While he doesn’t blame the business schools for such statistics, Simons questions whether the United States can be globally competitive in the years ahead, now that business education has “gone off the rails” (his term). Simons discusses four ways in which business schools are failing to teach competitiveness.

Theory Creep. Business schools often take a valuable theory and over-expand its application. “Serving the customer,” for example, now includes serving the “internal customer.” Similarly, core values, which ought to be simple and clearly understood, have become “all-encompassing lists as students are taught that they should acknowledge the value and contribution of every stakeholder and interest group.”

And while non-financial metrics have a place, the list of things to measure can reach 30 or 40 variables—“all with the mistaken assumption that measuring more things results in a more complete—and therefore better—scorecard.”

This is not competitive, says Simons. Effective companies make decisions; they choose who their customers are; and they make their core values guide their choices.

Mission Creep. While non-profit organizations have long learned from business, now businesses are “importing non-profit practices.” The result is that business schools are encouraging the insertion of “stakeholder perspectives into strategic plans” and “investing in initiatives that produce societal benefits.”

Business schools also advocate public policies, such as dealing with inequality or environmental protection. The names of new programs confirm that. Consider Stanford’s Center for Social Innovation, the University of Michigan’s Erb Institute for Global Sustainable Enterprise, and Wharton’s Business and Public Policy Initiative.
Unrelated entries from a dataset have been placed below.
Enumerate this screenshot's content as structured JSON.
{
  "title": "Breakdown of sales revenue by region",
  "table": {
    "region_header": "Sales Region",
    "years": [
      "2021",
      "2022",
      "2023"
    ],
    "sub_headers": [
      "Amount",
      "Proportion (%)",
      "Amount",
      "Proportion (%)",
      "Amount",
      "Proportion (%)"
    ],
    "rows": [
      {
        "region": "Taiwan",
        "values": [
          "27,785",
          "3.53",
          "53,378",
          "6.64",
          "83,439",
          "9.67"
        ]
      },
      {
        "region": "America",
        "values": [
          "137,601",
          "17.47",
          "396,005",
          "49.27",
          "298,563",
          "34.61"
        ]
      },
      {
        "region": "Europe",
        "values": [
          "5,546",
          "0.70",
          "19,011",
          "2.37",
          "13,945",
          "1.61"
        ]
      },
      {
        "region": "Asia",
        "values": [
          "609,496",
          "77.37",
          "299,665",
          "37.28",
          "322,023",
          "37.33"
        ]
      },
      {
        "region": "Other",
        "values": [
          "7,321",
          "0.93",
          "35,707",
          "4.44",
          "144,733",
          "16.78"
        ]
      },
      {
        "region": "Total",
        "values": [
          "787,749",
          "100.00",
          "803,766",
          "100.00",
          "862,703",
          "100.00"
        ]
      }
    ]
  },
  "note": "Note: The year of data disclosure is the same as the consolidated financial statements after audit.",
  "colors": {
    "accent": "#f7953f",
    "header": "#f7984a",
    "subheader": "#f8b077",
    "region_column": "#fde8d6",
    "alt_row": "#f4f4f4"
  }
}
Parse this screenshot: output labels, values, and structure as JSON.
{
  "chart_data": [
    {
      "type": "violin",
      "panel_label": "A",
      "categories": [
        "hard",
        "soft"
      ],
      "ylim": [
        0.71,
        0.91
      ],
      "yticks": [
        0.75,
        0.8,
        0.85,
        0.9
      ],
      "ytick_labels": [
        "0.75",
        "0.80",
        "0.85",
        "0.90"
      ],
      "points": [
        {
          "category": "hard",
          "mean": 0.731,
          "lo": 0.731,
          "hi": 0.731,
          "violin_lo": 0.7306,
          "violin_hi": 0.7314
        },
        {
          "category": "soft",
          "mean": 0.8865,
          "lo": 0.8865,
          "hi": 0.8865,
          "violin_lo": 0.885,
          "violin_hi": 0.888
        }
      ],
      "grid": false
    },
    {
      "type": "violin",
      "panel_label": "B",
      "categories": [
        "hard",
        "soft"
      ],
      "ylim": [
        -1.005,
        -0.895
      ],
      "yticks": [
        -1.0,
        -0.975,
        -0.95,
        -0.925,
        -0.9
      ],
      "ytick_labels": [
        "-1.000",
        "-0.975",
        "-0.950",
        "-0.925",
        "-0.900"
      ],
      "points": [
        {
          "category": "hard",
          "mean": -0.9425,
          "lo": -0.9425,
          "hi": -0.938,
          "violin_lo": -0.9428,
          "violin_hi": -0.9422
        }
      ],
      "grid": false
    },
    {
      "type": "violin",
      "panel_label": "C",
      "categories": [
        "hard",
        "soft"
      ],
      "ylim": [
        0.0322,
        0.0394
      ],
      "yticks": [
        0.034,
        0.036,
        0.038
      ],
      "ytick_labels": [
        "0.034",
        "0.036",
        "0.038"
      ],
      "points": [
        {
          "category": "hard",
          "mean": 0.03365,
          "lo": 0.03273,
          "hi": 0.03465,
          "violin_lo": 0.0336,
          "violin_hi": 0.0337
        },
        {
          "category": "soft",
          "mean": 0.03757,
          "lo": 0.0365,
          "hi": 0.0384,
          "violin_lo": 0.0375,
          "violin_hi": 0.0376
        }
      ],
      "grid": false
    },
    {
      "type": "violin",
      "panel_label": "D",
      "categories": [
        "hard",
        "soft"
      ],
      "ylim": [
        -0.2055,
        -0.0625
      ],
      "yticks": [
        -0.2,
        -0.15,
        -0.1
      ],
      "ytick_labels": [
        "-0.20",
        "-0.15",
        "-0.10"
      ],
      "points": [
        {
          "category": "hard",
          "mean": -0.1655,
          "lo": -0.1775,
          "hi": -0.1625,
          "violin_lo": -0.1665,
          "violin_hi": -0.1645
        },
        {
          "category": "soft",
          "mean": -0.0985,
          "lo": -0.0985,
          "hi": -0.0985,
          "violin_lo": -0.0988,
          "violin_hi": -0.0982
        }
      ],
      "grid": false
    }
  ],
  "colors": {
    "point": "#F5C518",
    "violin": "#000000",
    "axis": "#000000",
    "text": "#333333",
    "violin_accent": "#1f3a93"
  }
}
Doing Well by Doing Good. The idea is that businesses should provide certain benefits to society while also earning a profit. So they elevate environmental protection, “sustainability,” or “wellness.”

But such policies can make companies non-competitive. Simons gives Wal-Mart as an example. It tried to meet the demands of environmental groups and “go green,” with smaller packages and by reducing landfill waste. But Wal-Mart saw sales fall for seven quarters—and, according to Simons, decided to go back to its core business of providing low prices to the consumer. 

Quest for Enlightenment. To erase their image as “greedy capitalists,” business executives are trying to become more of a profession, like doctors and lawyers. They advocate high standards of quality and preservation of the “dignity of the profession.”

At Harvard Business School, students are urged to take the “MBA oath,” which includes such statements as: “I will…refrain from unfair competition or business practices harmful to society…protect the right of future generations to advance their standard of living and enjoy a healthy planet…and create sustainable and inclusive prosperity.”

But what is “unfair competition”? Criticizing competitors? Lowering prices? Simons warns that being a profession, like being a guild, strangles competition.

Finally, there is corporate social responsibility (CSR). To be socially responsible, corporations must take into account other things than profit. As an illustration, CSR includes “integrated reporting”—telling the public how the company has not just achieved profit but how it has served society and how has it protected the environment. 

To Simons, this new wave of reforms is shortsighted. He says that business schools should recognize that “the business of business schools is teaching business.” That means teaching how to devise and execute winning strategies. Instead, what schools may well be offering, he suggests, is a “recipe for losing the competitive race.”

But if Fred Smith is right—that “most business schools now argue that business should accept guilt, move toward corporate social responsibility”—it’s hard to include competitiveness in the course catalog. If you believe that your fundamental activity is illegitimate, how can you pursue it fervently?